Nessa linha de análise precisaríamos de uma ciência da consciência, ou seja, uma ciência que nos ensine a perceber a realidade espiritual e a prestarmos atenção em nossa verdadeira natureza.
Essa é a proposta mesmo da Ciência Espírita ao descortinar, baseada em evidências científicas acerca dos fenômenos mediúnicos recolhidas na metodologia kardequiana, a realidade do Espírito imortal.
Entretanto, a utilidade desse saber está na razão direta de sua aplicação por parte daqueles que dele tomam conhecimento. Logo, quando se fala numa ciência da consciência é oportuno não esquecermos que a consciência não-localizada no corpo físico é o próprio Espírito (somos nós), a individualidade incorpórea dotada de inteligência, pensamento e vontade.

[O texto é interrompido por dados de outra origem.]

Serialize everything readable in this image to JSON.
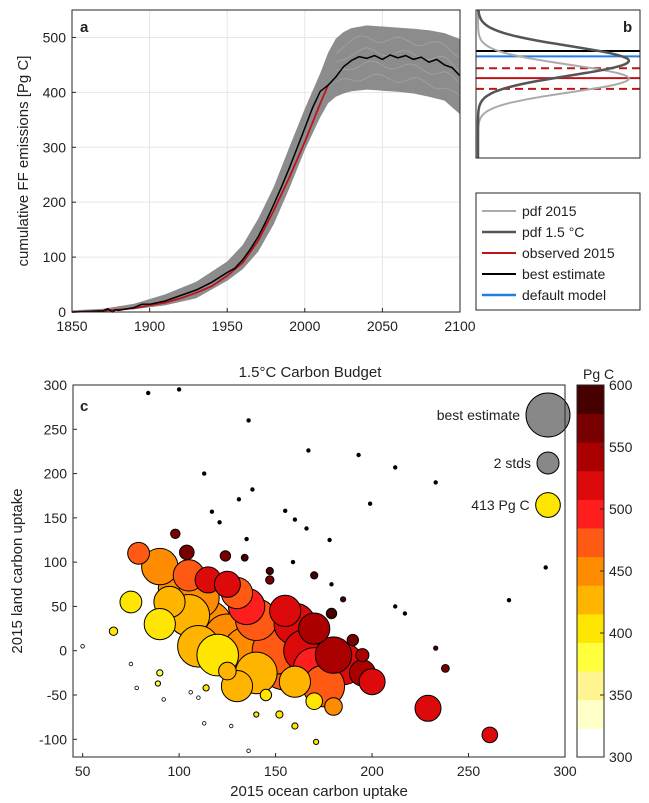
{
  "colors": {
    "pdf2015": "#aaaaaa",
    "pdf15": "#555555",
    "observed": "#c0141a",
    "best": "#000000",
    "default": "#1e7fe0",
    "band": "#8c8c8c",
    "bubble_edge": "#000000"
  },
  "chart_data": [
    {
      "panel": "a",
      "type": "line",
      "title": "",
      "panel_label": "a",
      "xlabel": "",
      "ylabel": "cumulative FF emissions [Pg C]",
      "xlim": [
        1850,
        2100
      ],
      "ylim": [
        0,
        550
      ],
      "xticks": [
        "1850",
        "1900",
        "1950",
        "2000",
        "2050",
        "2100"
      ],
      "yticks": [
        "0",
        "100",
        "200",
        "300",
        "400",
        "500"
      ],
      "series": [
        {
          "key": "band",
          "x": [
            1850,
            1870,
            1890,
            1910,
            1930,
            1950,
            1960,
            1970,
            1980,
            1990,
            2000,
            2010,
            2015,
            2020,
            2025,
            2030,
            2040,
            2050,
            2060,
            2070,
            2080,
            2090,
            2100
          ],
          "lower": [
            0,
            1,
            5,
            12,
            25,
            57,
            78,
            110,
            160,
            225,
            295,
            355,
            380,
            392,
            398,
            402,
            405,
            403,
            401,
            398,
            392,
            385,
            360
          ],
          "upper": [
            3,
            6,
            15,
            32,
            55,
            92,
            122,
            170,
            228,
            300,
            370,
            435,
            472,
            498,
            510,
            517,
            522,
            520,
            518,
            516,
            513,
            508,
            497
          ]
        },
        {
          "key": "best",
          "x": [
            1850,
            1870,
            1873,
            1876,
            1878,
            1880,
            1890,
            1895,
            1900,
            1910,
            1920,
            1930,
            1940,
            1950,
            1955,
            1960,
            1965,
            1970,
            1975,
            1980,
            1985,
            1990,
            1995,
            2000,
            2005,
            2010,
            2015,
            2020,
            2025,
            2030,
            2035,
            2040,
            2045,
            2050,
            2055,
            2060,
            2065,
            2070,
            2075,
            2080,
            2085,
            2090,
            2095,
            2100
          ],
          "y": [
            0,
            2,
            6,
            0,
            4,
            3,
            8,
            14,
            14,
            20,
            30,
            40,
            54,
            72,
            80,
            95,
            115,
            137,
            165,
            196,
            228,
            262,
            298,
            335,
            372,
            402,
            413,
            428,
            447,
            458,
            465,
            462,
            467,
            460,
            468,
            463,
            467,
            460,
            464,
            455,
            460,
            450,
            445,
            430
          ]
        },
        {
          "key": "observed",
          "x": [
            1850,
            1870,
            1890,
            1900,
            1910,
            1920,
            1930,
            1940,
            1950,
            1960,
            1970,
            1980,
            1990,
            2000,
            2010,
            2015
          ],
          "y": [
            0,
            2,
            7,
            12,
            17,
            25,
            35,
            47,
            66,
            90,
            130,
            185,
            245,
            310,
            380,
            413
          ]
        }
      ]
    },
    {
      "panel": "b",
      "type": "line",
      "panel_label": "b",
      "ylim": [
        0,
        550
      ],
      "pdfs": [
        {
          "key": "pdf2015",
          "mean": 411,
          "sd": 28
        },
        {
          "key": "pdf15",
          "mean": 447,
          "sd": 30
        }
      ],
      "hlines": [
        {
          "key": "best",
          "y": 467,
          "style": "solid"
        },
        {
          "key": "default",
          "y": 456,
          "style": "solid"
        },
        {
          "key": "observed",
          "y": 432,
          "style": "dashed"
        },
        {
          "key": "observed",
          "y": 412,
          "style": "solid"
        },
        {
          "key": "observed",
          "y": 390,
          "style": "dashed"
        }
      ]
    },
    {
      "panel": "legend",
      "type": "legend",
      "items": [
        {
          "key": "pdf2015",
          "label": "pdf 2015"
        },
        {
          "key": "pdf15",
          "label": "pdf 1.5 °C"
        },
        {
          "key": "observed",
          "label": "observed 2015"
        },
        {
          "key": "best",
          "label": "best estimate"
        },
        {
          "key": "default",
          "label": "default model"
        }
      ]
    },
    {
      "panel": "c",
      "type": "scatter",
      "title": "1.5°C Carbon Budget",
      "panel_label": "c",
      "xlabel": "2015 ocean carbon uptake",
      "ylabel": "2015 land carbon uptake",
      "xlim": [
        45,
        300
      ],
      "ylim": [
        -120,
        300
      ],
      "xticks": [
        "50",
        "100",
        "150",
        "200",
        "250",
        "300"
      ],
      "yticks": [
        "-100",
        "-50",
        "0",
        "50",
        "100",
        "150",
        "200",
        "250",
        "300"
      ],
      "size_legend": [
        {
          "label": "best estimate",
          "size": 1.0,
          "value": 470
        },
        {
          "label": "2 stds",
          "size": 0.5,
          "value": 470
        },
        {
          "label": "413 Pg C",
          "size": 0.56,
          "value": 413
        }
      ],
      "colorbar": {
        "label": "Pg C",
        "range": [
          300,
          600
        ],
        "ticks": [
          "300",
          "350",
          "400",
          "450",
          "500",
          "550",
          "600"
        ],
        "bins": [
          "#ffffff",
          "#ffffc8",
          "#fff590",
          "#ffff3c",
          "#ffe600",
          "#ffb400",
          "#ff8c00",
          "#ff5a14",
          "#ff1e1e",
          "#dc0a0a",
          "#aa0000",
          "#780000",
          "#460000"
        ]
      },
      "points": [
        {
          "x": 84,
          "y": 291,
          "s": 0.07,
          "v": 600
        },
        {
          "x": 100,
          "y": 295,
          "s": 0.07,
          "v": 600
        },
        {
          "x": 136,
          "y": 260,
          "s": 0.07,
          "v": 600
        },
        {
          "x": 167,
          "y": 226,
          "s": 0.07,
          "v": 600
        },
        {
          "x": 193,
          "y": 221,
          "s": 0.07,
          "v": 600
        },
        {
          "x": 212,
          "y": 207,
          "s": 0.07,
          "v": 600
        },
        {
          "x": 113,
          "y": 200,
          "s": 0.07,
          "v": 600
        },
        {
          "x": 233,
          "y": 190,
          "s": 0.07,
          "v": 600
        },
        {
          "x": 138,
          "y": 182,
          "s": 0.07,
          "v": 600
        },
        {
          "x": 131,
          "y": 171,
          "s": 0.07,
          "v": 600
        },
        {
          "x": 199,
          "y": 166,
          "s": 0.07,
          "v": 600
        },
        {
          "x": 117,
          "y": 157,
          "s": 0.07,
          "v": 600
        },
        {
          "x": 155,
          "y": 158,
          "s": 0.07,
          "v": 600
        },
        {
          "x": 121,
          "y": 145,
          "s": 0.07,
          "v": 600
        },
        {
          "x": 160,
          "y": 148,
          "s": 0.07,
          "v": 600
        },
        {
          "x": 166,
          "y": 138,
          "s": 0.07,
          "v": 600
        },
        {
          "x": 98,
          "y": 132,
          "s": 0.18,
          "v": 570
        },
        {
          "x": 135,
          "y": 126,
          "s": 0.07,
          "v": 600
        },
        {
          "x": 178,
          "y": 125,
          "s": 0.07,
          "v": 600
        },
        {
          "x": 104,
          "y": 111,
          "s": 0.28,
          "v": 560
        },
        {
          "x": 124,
          "y": 107,
          "s": 0.2,
          "v": 560
        },
        {
          "x": 159,
          "y": 100,
          "s": 0.07,
          "v": 600
        },
        {
          "x": 134,
          "y": 105,
          "s": 0.13,
          "v": 580
        },
        {
          "x": 147,
          "y": 90,
          "s": 0.14,
          "v": 580
        },
        {
          "x": 290,
          "y": 94,
          "s": 0.07,
          "v": 600
        },
        {
          "x": 170,
          "y": 85,
          "s": 0.14,
          "v": 580
        },
        {
          "x": 147,
          "y": 80,
          "s": 0.16,
          "v": 570
        },
        {
          "x": 179,
          "y": 75,
          "s": 0.07,
          "v": 600
        },
        {
          "x": 185,
          "y": 58,
          "s": 0.1,
          "v": 600
        },
        {
          "x": 271,
          "y": 57,
          "s": 0.07,
          "v": 600
        },
        {
          "x": 212,
          "y": 50,
          "s": 0.07,
          "v": 600
        },
        {
          "x": 217,
          "y": 42,
          "s": 0.07,
          "v": 600
        },
        {
          "x": 179,
          "y": 42,
          "s": 0.2,
          "v": 580
        },
        {
          "x": 190,
          "y": 12,
          "s": 0.22,
          "v": 570
        },
        {
          "x": 195,
          "y": -5,
          "s": 0.25,
          "v": 550
        },
        {
          "x": 233,
          "y": 3,
          "s": 0.08,
          "v": 590
        },
        {
          "x": 238,
          "y": -20,
          "s": 0.15,
          "v": 560
        },
        {
          "x": 50,
          "y": 5,
          "s": 0.07,
          "v": 330
        },
        {
          "x": 66,
          "y": 22,
          "s": 0.16,
          "v": 400
        },
        {
          "x": 75,
          "y": 55,
          "s": 0.42,
          "v": 410
        },
        {
          "x": 79,
          "y": 110,
          "s": 0.42,
          "v": 480
        },
        {
          "x": 75,
          "y": -15,
          "s": 0.07,
          "v": 330
        },
        {
          "x": 78,
          "y": -42,
          "s": 0.07,
          "v": 330
        },
        {
          "x": 89,
          "y": -37,
          "s": 0.1,
          "v": 380
        },
        {
          "x": 92,
          "y": -55,
          "s": 0.07,
          "v": 330
        },
        {
          "x": 90,
          "y": -25,
          "s": 0.12,
          "v": 390
        },
        {
          "x": 110,
          "y": -53,
          "s": 0.07,
          "v": 330
        },
        {
          "x": 106,
          "y": -47,
          "s": 0.07,
          "v": 330
        },
        {
          "x": 114,
          "y": -42,
          "s": 0.12,
          "v": 400
        },
        {
          "x": 113,
          "y": -82,
          "s": 0.07,
          "v": 330
        },
        {
          "x": 127,
          "y": -85,
          "s": 0.07,
          "v": 330
        },
        {
          "x": 136,
          "y": -113,
          "s": 0.07,
          "v": 330
        },
        {
          "x": 140,
          "y": -72,
          "s": 0.1,
          "v": 400
        },
        {
          "x": 145,
          "y": -50,
          "s": 0.22,
          "v": 410
        },
        {
          "x": 152,
          "y": -72,
          "s": 0.14,
          "v": 400
        },
        {
          "x": 160,
          "y": -85,
          "s": 0.12,
          "v": 400
        },
        {
          "x": 171,
          "y": -103,
          "s": 0.1,
          "v": 400
        },
        {
          "x": 170,
          "y": -57,
          "s": 0.32,
          "v": 400
        },
        {
          "x": 180,
          "y": -63,
          "s": 0.34,
          "v": 440
        },
        {
          "x": 125,
          "y": -23,
          "s": 0.34,
          "v": 420
        },
        {
          "x": 90,
          "y": 95,
          "s": 0.7,
          "v": 450
        },
        {
          "x": 105,
          "y": 85,
          "s": 0.6,
          "v": 470
        },
        {
          "x": 115,
          "y": 80,
          "s": 0.5,
          "v": 520
        },
        {
          "x": 100,
          "y": 70,
          "s": 0.8,
          "v": 460
        },
        {
          "x": 95,
          "y": 55,
          "s": 0.6,
          "v": 420
        },
        {
          "x": 110,
          "y": 60,
          "s": 0.8,
          "v": 450
        },
        {
          "x": 125,
          "y": 75,
          "s": 0.5,
          "v": 520
        },
        {
          "x": 130,
          "y": 65,
          "s": 0.6,
          "v": 480
        },
        {
          "x": 105,
          "y": 40,
          "s": 0.8,
          "v": 430
        },
        {
          "x": 90,
          "y": 30,
          "s": 0.6,
          "v": 400
        },
        {
          "x": 115,
          "y": 30,
          "s": 0.9,
          "v": 440
        },
        {
          "x": 135,
          "y": 50,
          "s": 0.7,
          "v": 500
        },
        {
          "x": 140,
          "y": 35,
          "s": 0.8,
          "v": 480
        },
        {
          "x": 155,
          "y": 45,
          "s": 0.6,
          "v": 520
        },
        {
          "x": 160,
          "y": 30,
          "s": 0.8,
          "v": 530
        },
        {
          "x": 170,
          "y": 25,
          "s": 0.6,
          "v": 540
        },
        {
          "x": 150,
          "y": 20,
          "s": 0.9,
          "v": 490
        },
        {
          "x": 125,
          "y": 15,
          "s": 0.9,
          "v": 460
        },
        {
          "x": 110,
          "y": 5,
          "s": 0.8,
          "v": 420
        },
        {
          "x": 120,
          "y": -5,
          "s": 0.8,
          "v": 410
        },
        {
          "x": 135,
          "y": 0,
          "s": 0.9,
          "v": 450
        },
        {
          "x": 150,
          "y": 0,
          "s": 0.9,
          "v": 480
        },
        {
          "x": 165,
          "y": 0,
          "s": 0.8,
          "v": 520
        },
        {
          "x": 180,
          "y": -5,
          "s": 0.7,
          "v": 540
        },
        {
          "x": 185,
          "y": -15,
          "s": 0.8,
          "v": 530
        },
        {
          "x": 170,
          "y": -20,
          "s": 0.8,
          "v": 500
        },
        {
          "x": 155,
          "y": -15,
          "s": 1.0,
          "v": 470
        },
        {
          "x": 140,
          "y": -25,
          "s": 0.8,
          "v": 430
        },
        {
          "x": 160,
          "y": -35,
          "s": 0.6,
          "v": 420
        },
        {
          "x": 175,
          "y": -40,
          "s": 0.8,
          "v": 480
        },
        {
          "x": 195,
          "y": -25,
          "s": 0.5,
          "v": 540
        },
        {
          "x": 200,
          "y": -35,
          "s": 0.5,
          "v": 520
        },
        {
          "x": 130,
          "y": -40,
          "s": 0.6,
          "v": 420
        },
        {
          "x": 229,
          "y": -65,
          "s": 0.5,
          "v": 510
        },
        {
          "x": 261,
          "y": -95,
          "s": 0.3,
          "v": 530
        }
      ]
    }
  ]
}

Desse modo, é preciso que nos apropriemos de tal forma do saber exarado nas obras fundamentais da Doutrina dos Espíritos que, por consequência, nos façamos senhores de nós mesmos, ou seja, emancipados intelectualmente da cegueira espiritual do materialismo, tanto quanto das superstições.
Estudando Kardec:
"Demonstrando a ação do elemento espiritual sobre o mundo material, alarga o domínio da ciência e, por isto mesmo, abre uma nova via ao progresso material. Então terá o homem uma base sólida para o estabelecimento da ordem moral na Terra; compreenderá melhor a solidariedade que existe entre os seres deste mundo, desde que esta se perpetue indefinidamente; a fraternidade deixa de ser palavra vã; ela mata o egoísmo, em vez de ser morta por ele e, muito naturalmente, imbuído destas ideias, o homem a elas conformará as suas leis e suas instituições sociais.” (4)
(Texto publicado em: http://www.oconsolador.com.br/ano3/132/vinicius_lousada.html e na Revista Internacional de Espiritismo de novembro de 2009)
Referências:
(1) LAMA, Dalai. O universo em um átomo: o encontro da ciência com a espiritualidade. Rio de Janeiro: Ediouro, 2006.
(2) A Gênese segundo o Espiritismo, cap. I, item 18.
(3) A Gênese segundo o Espiritismo, Cap. XI, item, 6.
(4) Revista Espírita, novembro de 1864 – O Espiritismo é uma ciência positiva.